Buttigieg disse que os investigadores lhe disseram que o interlocutor anônimo alegou que ele confessou um crime violento anos atrás, durante um encontro casual no Alabama. Buttigieg disse que nunca esteve na cidade onde a reunião teria sido realizada.
Ele disse que a polícia lhe disse que a acusação não seria apresentada aos promotores, argumentando que tinha motivação política, e que os Serviços de Proteção à Criança não encontraram nenhuma evidência para fundamentar o relatório.
“Não consigo descrever minha raiva e tristeza ao pensar em alguém colocando nossos filhos em uma situação como esta”, escreveu Buttigieg. “Eles têm quatro anos. Quatro anos. Eles não sabem nem se importam com o que é um democrata ou um republicano.”
Buttigieg, um democrata que concorreu à presidência em 2020, é o primeiro secretário de gabinete assumidamente gay e é amplamente visto como um candidato presidencial em 2028 e há muito resiste aos ataques anti-LGBTQ.
Nos últimos anos, activistas conservadores e alguns responsáveis republicanos resistiram aos esforços para retratar os pais do mesmo sexo como famílias comuns nas escolas e na vida pública.

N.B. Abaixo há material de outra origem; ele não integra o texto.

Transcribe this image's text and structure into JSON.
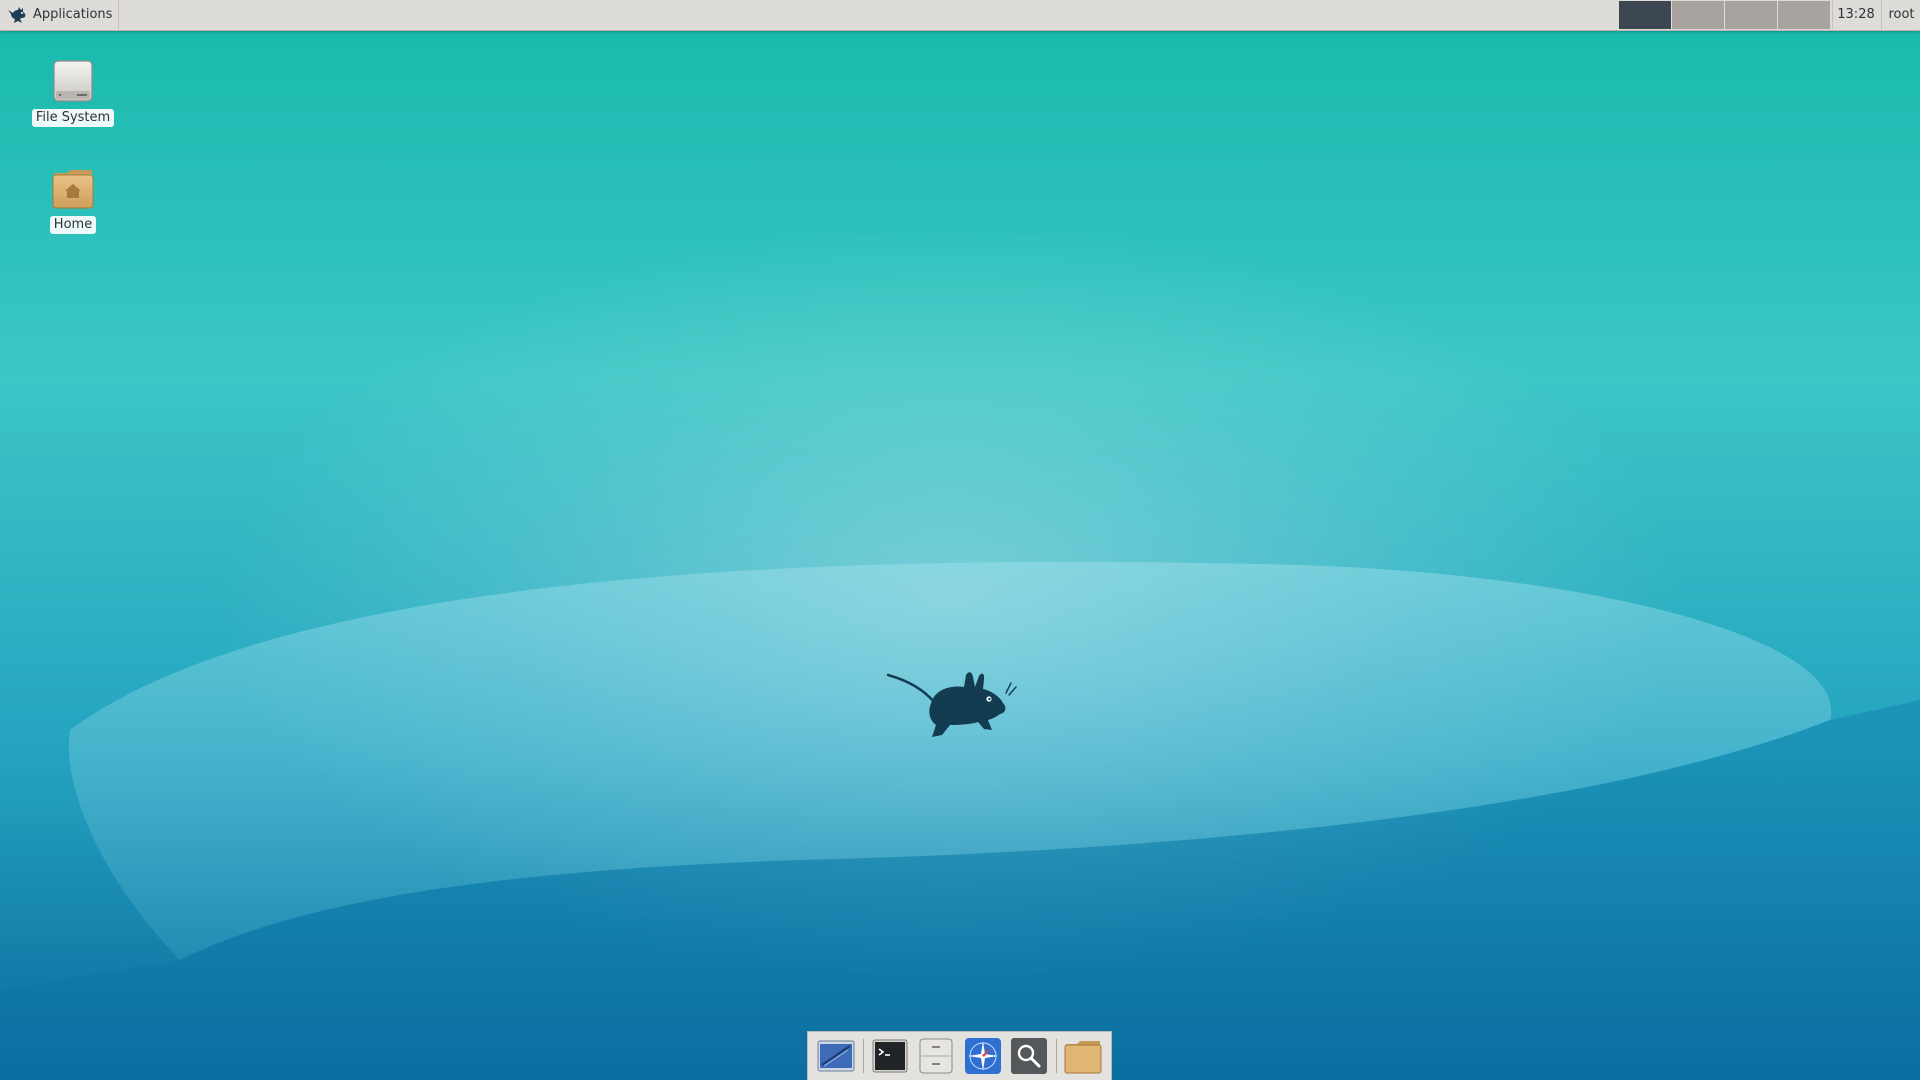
{
  "top_panel": {
    "applications_label": "Applications",
    "applications_icon": "xfce-mouse-icon",
    "workspaces": [
      {
        "active": true
      },
      {
        "active": false
      },
      {
        "active": false
      },
      {
        "active": false
      }
    ],
    "clock": "13:28",
    "user": "root"
  },
  "desktop_icons": [
    {
      "label": "File System",
      "icon": "drive-icon"
    },
    {
      "label": "Home",
      "icon": "home-folder-icon"
    }
  ],
  "dock": {
    "items": [
      {
        "icon": "show-desktop-icon"
      },
      {
        "icon": "terminal-icon"
      },
      {
        "icon": "file-manager-icon"
      },
      {
        "icon": "web-browser-icon"
      },
      {
        "icon": "app-finder-search-icon"
      },
      {
        "icon": "folder-icon"
      }
    ]
  },
  "colors": {
    "wallpaper_top": "#1ab3b0",
    "wallpaper_bottom": "#0b6fa0",
    "panel": "#dedcd9",
    "workspace_active": "#3b4650",
    "workspace_inactive": "#a8a39e",
    "mouse_logo": "#143c50"
  }
}
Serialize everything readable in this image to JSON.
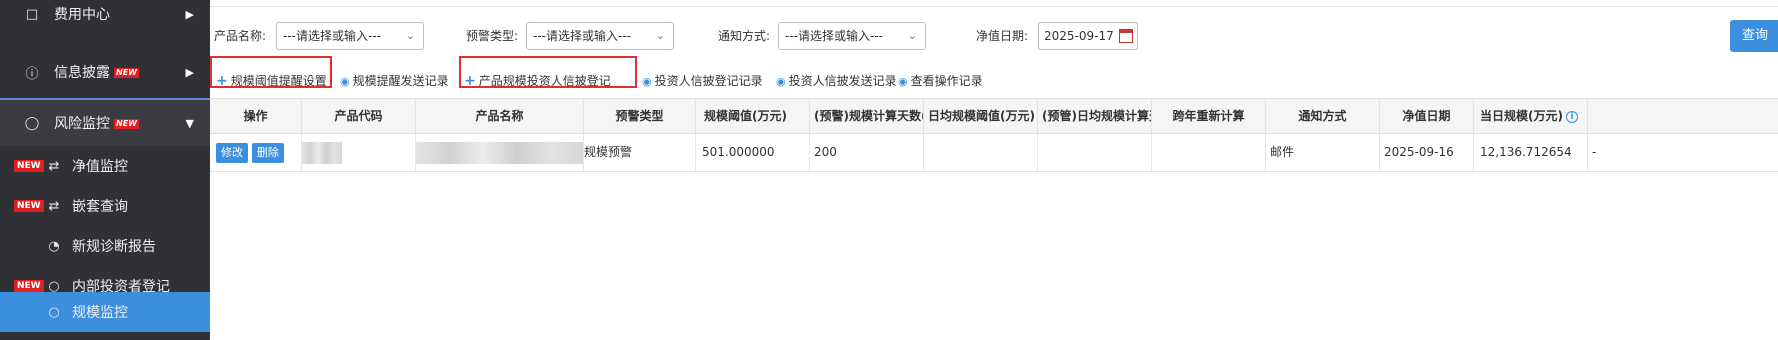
{
  "sidebar": {
    "items": [
      {
        "label": "费用中心",
        "icon": "document-icon"
      },
      {
        "label": "信息披露",
        "icon": "info-icon",
        "badge": "NEW"
      },
      {
        "label": "风险监控",
        "icon": "eye-slash-icon",
        "badge": "NEW"
      }
    ],
    "subitems": [
      {
        "label": "净值监控",
        "icon": "shuffle-icon",
        "badge": "NEW"
      },
      {
        "label": "嵌套查询",
        "icon": "shuffle-icon",
        "badge": "NEW"
      },
      {
        "label": "新规诊断报告",
        "icon": "pie-chart-icon"
      },
      {
        "label": "内部投资者登记",
        "icon": "user-icon",
        "badge": "NEW"
      },
      {
        "label": "规模监控",
        "icon": "user-icon"
      }
    ]
  },
  "filters": {
    "product_label": "产品名称:",
    "product_value": "---请选择或输入---",
    "warning_label": "预警类型:",
    "warning_value": "---请选择或输入---",
    "notify_label": "通知方式:",
    "notify_value": "---请选择或输入---",
    "date_label": "净值日期:",
    "date_value": "2025-09-17",
    "query_button": "查询"
  },
  "toolbar": {
    "threshold_setting": "规模阈值提醒设置",
    "reminder_log": "规模提醒发送记录",
    "disclosure_register": "产品规模投资人信披登记",
    "investor_register_log": "投资人信披登记记录",
    "investor_send_log": "投资人信披发送记录",
    "operation_log": "查看操作记录"
  },
  "table": {
    "columns": [
      "操作",
      "产品代码",
      "产品名称",
      "预警类型",
      "规模阈值(万元)",
      "(预警)规模计算天数(交易",
      "日均规模阈值(万元)",
      "(预管)日均规模计算天数",
      "跨年重新计算",
      "通知方式",
      "净值日期",
      "当日规模(万元)"
    ],
    "rows": [
      {
        "edit": "修改",
        "delete": "删除",
        "warning_type": "规模预警",
        "threshold": "501.000000",
        "days": "200",
        "notify": "邮件",
        "nav_date": "2025-09-16",
        "scale": "12,136.712654",
        "extra": "-"
      }
    ]
  },
  "colors": {
    "accent": "#3c8fde",
    "sidebar_bg": "#2f3136",
    "highlight_box": "#e03030",
    "new_badge": "#e02020"
  }
}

Buttigieg foi criticado por alguns republicanos por tirar licença paternidade depois que ele e seu marido, Chasten, adotaram gêmeos enquanto serviam no governo Biden.
Ele escreveu que o incidente ocorreu logo depois que ele compartilhou online uma foto de sua família comemorando o Dia dos Pais, um feriado comemorado no final de junho nos Estados Unidos e amplamente considerado o “Mês do Orgulho”.

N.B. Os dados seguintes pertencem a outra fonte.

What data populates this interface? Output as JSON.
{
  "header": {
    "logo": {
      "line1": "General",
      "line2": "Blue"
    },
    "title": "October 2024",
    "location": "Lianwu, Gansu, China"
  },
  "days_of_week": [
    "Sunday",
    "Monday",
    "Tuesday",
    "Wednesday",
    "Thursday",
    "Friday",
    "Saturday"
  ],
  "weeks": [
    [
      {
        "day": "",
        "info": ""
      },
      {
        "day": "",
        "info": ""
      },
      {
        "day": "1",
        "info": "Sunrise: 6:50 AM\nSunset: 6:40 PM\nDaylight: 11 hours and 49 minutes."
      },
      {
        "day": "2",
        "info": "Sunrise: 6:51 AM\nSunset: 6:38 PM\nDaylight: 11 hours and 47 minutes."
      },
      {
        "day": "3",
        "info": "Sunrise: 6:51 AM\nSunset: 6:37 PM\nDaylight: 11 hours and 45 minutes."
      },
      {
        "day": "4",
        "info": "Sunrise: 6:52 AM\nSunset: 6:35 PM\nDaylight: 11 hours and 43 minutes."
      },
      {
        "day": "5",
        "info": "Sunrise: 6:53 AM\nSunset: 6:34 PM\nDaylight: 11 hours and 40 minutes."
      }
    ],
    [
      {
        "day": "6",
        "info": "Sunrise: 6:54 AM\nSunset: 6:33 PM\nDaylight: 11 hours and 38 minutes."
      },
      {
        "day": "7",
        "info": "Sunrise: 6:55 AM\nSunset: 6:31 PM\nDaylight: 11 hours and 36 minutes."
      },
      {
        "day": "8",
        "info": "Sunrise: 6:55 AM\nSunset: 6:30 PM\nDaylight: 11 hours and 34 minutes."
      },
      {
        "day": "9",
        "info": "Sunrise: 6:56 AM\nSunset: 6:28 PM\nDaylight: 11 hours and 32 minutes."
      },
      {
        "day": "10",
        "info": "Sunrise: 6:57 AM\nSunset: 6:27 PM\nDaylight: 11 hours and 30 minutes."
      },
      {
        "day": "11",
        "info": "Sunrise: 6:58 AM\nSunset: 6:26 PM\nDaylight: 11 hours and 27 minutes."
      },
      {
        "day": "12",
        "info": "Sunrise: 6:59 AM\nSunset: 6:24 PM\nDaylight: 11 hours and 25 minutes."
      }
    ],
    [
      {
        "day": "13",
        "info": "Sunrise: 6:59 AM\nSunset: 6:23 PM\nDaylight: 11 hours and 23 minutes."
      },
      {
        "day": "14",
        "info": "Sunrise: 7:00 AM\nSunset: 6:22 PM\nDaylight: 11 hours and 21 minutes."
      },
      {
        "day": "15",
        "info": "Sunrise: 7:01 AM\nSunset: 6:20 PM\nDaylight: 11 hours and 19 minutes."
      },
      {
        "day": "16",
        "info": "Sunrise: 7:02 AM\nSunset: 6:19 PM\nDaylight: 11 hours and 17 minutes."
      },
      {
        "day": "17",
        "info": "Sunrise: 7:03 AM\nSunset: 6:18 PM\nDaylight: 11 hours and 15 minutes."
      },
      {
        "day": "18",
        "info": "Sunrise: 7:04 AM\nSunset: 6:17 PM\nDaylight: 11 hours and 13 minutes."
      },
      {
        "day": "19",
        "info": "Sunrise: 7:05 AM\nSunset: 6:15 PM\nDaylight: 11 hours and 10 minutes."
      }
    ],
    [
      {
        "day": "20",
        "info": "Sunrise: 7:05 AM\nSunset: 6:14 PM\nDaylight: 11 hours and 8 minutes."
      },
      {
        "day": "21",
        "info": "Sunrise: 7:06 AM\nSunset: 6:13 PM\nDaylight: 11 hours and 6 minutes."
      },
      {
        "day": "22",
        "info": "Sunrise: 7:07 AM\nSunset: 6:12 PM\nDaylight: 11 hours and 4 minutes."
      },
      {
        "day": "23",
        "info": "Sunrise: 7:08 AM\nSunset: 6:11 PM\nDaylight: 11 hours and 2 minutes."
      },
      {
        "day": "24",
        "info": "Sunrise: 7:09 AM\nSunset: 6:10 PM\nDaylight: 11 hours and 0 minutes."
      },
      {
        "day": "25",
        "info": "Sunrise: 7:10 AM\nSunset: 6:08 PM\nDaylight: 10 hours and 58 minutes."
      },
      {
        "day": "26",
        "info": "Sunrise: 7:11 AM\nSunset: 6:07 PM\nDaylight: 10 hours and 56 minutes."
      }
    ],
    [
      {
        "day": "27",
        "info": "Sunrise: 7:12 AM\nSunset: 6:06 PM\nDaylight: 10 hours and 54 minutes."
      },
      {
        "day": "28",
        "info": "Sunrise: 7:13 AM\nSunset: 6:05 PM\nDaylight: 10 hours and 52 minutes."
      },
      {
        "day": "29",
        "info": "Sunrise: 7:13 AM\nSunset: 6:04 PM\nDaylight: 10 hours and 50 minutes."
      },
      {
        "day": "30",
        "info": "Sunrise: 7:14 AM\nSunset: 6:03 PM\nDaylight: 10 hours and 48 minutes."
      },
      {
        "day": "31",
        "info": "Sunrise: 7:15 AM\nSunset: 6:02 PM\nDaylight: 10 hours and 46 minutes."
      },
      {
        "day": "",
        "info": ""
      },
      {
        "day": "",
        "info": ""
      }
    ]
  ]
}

Buttigieg comparou isso à prática de “espancamento”, em que chamadas falsas são feitas para serviços de emergência para solicitar uma resposta de um endereço específico. O objetivo é fazer com que as autoridades – especialmente as equipes armadas da SWAT – compareçam.
Os funcionários públicos de todo o espectro político são cada vez mais alvo de espancamentos. As agências responsáveis pela aplicação da lei alertam que estes incidentes desviam recursos de outras missões urgentes e representam riscos tanto para as autoridades como para as vítimas.
“Este é um golpe cruel e perigoso que começou a ocorrer com frequência cada vez maior nos últimos anos”, escreveu Buttigieg.
“Agora imagine o mesmo conceito, mas com Serviços de Proteção à Criança em vez de uma equipe da SWAT. Você não pensou nisso? Eu também não pensei nisso, até alguns dias atrás.”